Keith Belsham Branch Manager at Spatial Technologies

This entry is part 12 of 13 in the series July 2018

Spatial Technologies was started by two partners in Calgary in 2000, and we expanded first to Edmonton, then to Vancouver, BC in 2009.

We are the only full-line Leica distributor in Western Canada, supporting everything from handheld Disto laser distance meters to iCON 3D machine control systems, robotic total stations, and GNSS equipment. We also sell and support products from Microsurvey, Carlson, Seafloor Systems, and Seco, and more.

Originally I had no aspirations to enter a sales role. I went to BCIT for a geomatics diploma because it combined my strength in math and desire to work in the outdoors. Because I was coming out of school in a recession, there were few jobs available, and I decided to give sales a try when a job was posted at Butler Survey Equipment. It was then that I realized how much new technology there is and how much ongoing education is available.

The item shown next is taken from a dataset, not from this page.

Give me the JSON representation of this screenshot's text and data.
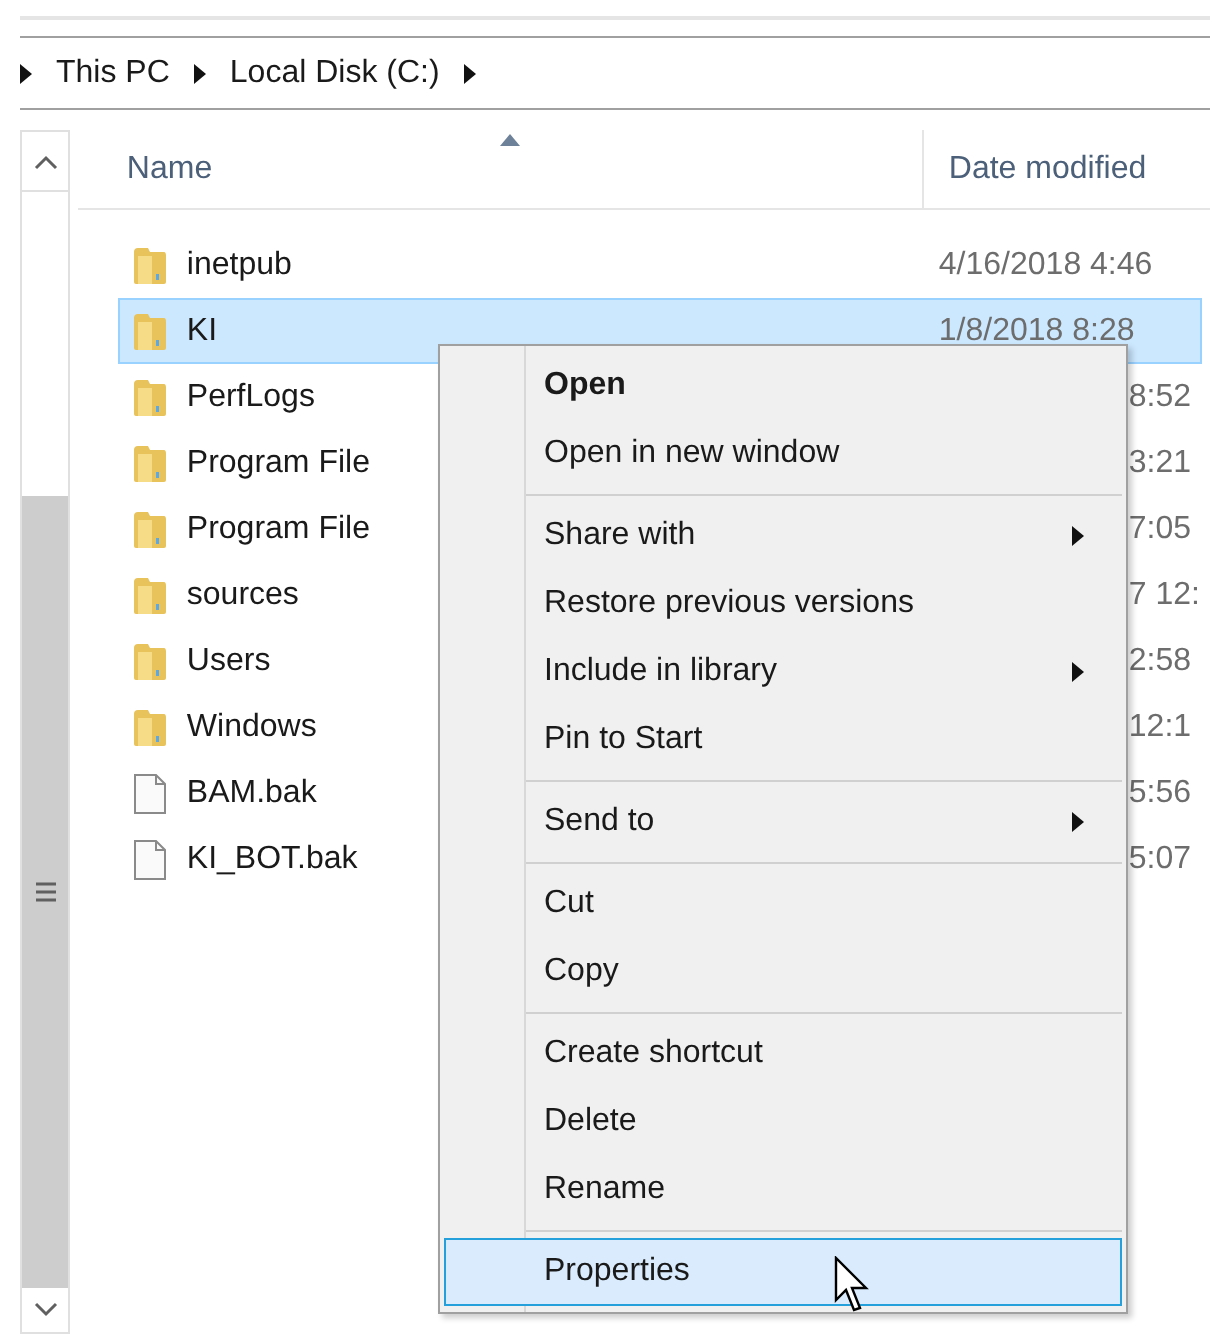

The most rewarding part of my job is gaining the trust of people who need equipment. When someone tells me to just bring out what I think will work best for what they need, I feel good knowing they trust that I’ll find the best option for them at a fair price.

A recent annual general meeting of the Association of BC Land Surveyors sponsored a bull riding competition in which I came in second!

It’s hard to know what someone is physically doing while giving tech support over the phone. I remember one time when I was trying to help a new customer over the phone to solve why they were seeing 4-5cm misclosures on a traverse around a block with a 1” motorized instrument. We went over the settings, prism constants, site conditions, etc. and couldn’t get it resolved.

I drove to the site the next day to see it for myself, and the instrument person was taking the distance using the instrument’s automatic target recognition (ATR), and then he looked through the scope and manually re-aimed it because he didn’t trust the ATR. It turned out he was adding back the error that the instrument was compensating for! Problem solved.